The third in this catchall series is weighted toward fiction and has an international flavor.
Included are two cartoons and four nonfiction pieces: David Mamet’s notes on language, “Secret Names,” suggestive but in need of shaping; Michael Hall’s “Running For His Life,” a stirring tribute to an ethnic cleansing survivor from Burundi, now an ace runner/coach in Texas; Michael Paterniti’s workmanlike account of an Iranian living in a Paris airport for 15 years (“The Fifteen-Year Layover”); and Transmissions From Camp Trans, Michelle Tea’s long examination of prejudice against transsexuals among feminists that gets bogged down in its convoluted sexual politics. The fiction has more of a sheen, including three very strong stories with foreign settings. “Half of a Yellow Sun,” by Chimamanda Ngozi Adichie, is a heartbreaking evocation of the 1960s rise and fall of Biafra; Daniel Alarcón’s “City of Clowns” provides a memorable portrait of turbulent family life in Lima, Peru; and Gina Ochsner’s “Hidden Lives of Lakes” is a sweet fantasy about the allure of the afterlife for some ordinary Russians. Looking for something quintessentially American? Try the always-dependable Christopher Buckley’s “We Have a Pope!” (a juicy account of a p.r. campaign for an American pope), or Lance Olsen’s “Sixteen Jackies”: far away from the tabloid versions of Jackie Kennedy, the one true Jackie, all 246 pounds of her, is kicking back in her Caribbean hideaway. Some editorial judgments are puzzling.
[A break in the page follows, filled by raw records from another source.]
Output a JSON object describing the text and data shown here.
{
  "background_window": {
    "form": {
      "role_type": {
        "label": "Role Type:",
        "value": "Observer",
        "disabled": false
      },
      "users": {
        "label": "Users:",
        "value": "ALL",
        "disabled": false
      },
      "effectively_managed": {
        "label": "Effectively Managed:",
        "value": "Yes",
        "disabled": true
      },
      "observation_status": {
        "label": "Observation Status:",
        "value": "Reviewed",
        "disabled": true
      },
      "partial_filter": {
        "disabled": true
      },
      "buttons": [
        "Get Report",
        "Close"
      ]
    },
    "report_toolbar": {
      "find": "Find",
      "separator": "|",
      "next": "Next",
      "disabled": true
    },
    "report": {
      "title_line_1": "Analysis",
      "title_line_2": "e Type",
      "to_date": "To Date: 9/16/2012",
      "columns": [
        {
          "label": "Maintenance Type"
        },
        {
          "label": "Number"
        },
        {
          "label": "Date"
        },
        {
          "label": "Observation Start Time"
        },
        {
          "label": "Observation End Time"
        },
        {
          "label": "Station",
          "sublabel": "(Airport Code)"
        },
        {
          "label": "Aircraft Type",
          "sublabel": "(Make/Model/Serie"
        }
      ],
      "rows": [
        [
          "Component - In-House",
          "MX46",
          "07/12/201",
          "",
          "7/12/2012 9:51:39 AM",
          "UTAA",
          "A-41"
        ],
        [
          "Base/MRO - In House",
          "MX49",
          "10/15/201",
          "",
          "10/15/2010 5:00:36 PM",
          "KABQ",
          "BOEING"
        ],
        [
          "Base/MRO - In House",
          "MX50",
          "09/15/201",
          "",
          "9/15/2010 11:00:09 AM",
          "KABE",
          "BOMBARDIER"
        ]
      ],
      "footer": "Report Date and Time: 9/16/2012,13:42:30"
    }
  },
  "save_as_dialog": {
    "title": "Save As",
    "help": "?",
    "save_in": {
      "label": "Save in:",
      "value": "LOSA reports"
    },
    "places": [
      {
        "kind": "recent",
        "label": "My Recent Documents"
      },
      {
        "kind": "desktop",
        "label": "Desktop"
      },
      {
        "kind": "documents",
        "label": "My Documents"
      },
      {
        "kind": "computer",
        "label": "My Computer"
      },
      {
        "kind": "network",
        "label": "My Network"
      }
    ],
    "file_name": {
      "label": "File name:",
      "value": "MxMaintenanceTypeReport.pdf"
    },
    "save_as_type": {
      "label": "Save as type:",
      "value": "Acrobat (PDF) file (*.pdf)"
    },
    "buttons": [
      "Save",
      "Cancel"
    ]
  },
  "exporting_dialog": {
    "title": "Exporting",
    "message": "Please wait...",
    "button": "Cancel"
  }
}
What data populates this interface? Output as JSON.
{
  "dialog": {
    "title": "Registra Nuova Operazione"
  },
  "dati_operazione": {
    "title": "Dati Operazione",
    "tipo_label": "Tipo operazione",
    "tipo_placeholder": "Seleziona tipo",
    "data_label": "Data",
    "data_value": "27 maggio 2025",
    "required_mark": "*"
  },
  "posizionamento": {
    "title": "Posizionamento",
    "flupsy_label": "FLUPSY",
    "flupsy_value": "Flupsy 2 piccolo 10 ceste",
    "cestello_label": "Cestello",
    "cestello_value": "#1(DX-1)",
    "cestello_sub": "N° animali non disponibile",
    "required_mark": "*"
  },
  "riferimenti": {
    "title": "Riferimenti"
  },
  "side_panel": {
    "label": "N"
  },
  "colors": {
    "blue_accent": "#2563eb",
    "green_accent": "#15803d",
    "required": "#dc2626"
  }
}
Why include Thom Jones’s ho-hum study of craziness (“Night Train”) when you already have the brilliant and terrifying portrayal of a father’s madness infecting his son (Ben Ehrenreich’s “What You Eat”)? And we don’t need both John Haskell’s “Good World” and Tom Kealey’s “Bones,” experimental offerings with similar structures. With family life, however, the range is impressive, from tight-knit Orthodox Jews (Julie Orringer’s “The Smoothest Way is Full Of Stones”) to the failed family that sells its babies (“The Promise of Something,” by Cheryl Printup).
A mixed bunch, a little below last year’s standard. (Not seen: pieces by Jon Gertner, Paula Peterson, and David Sedaris.)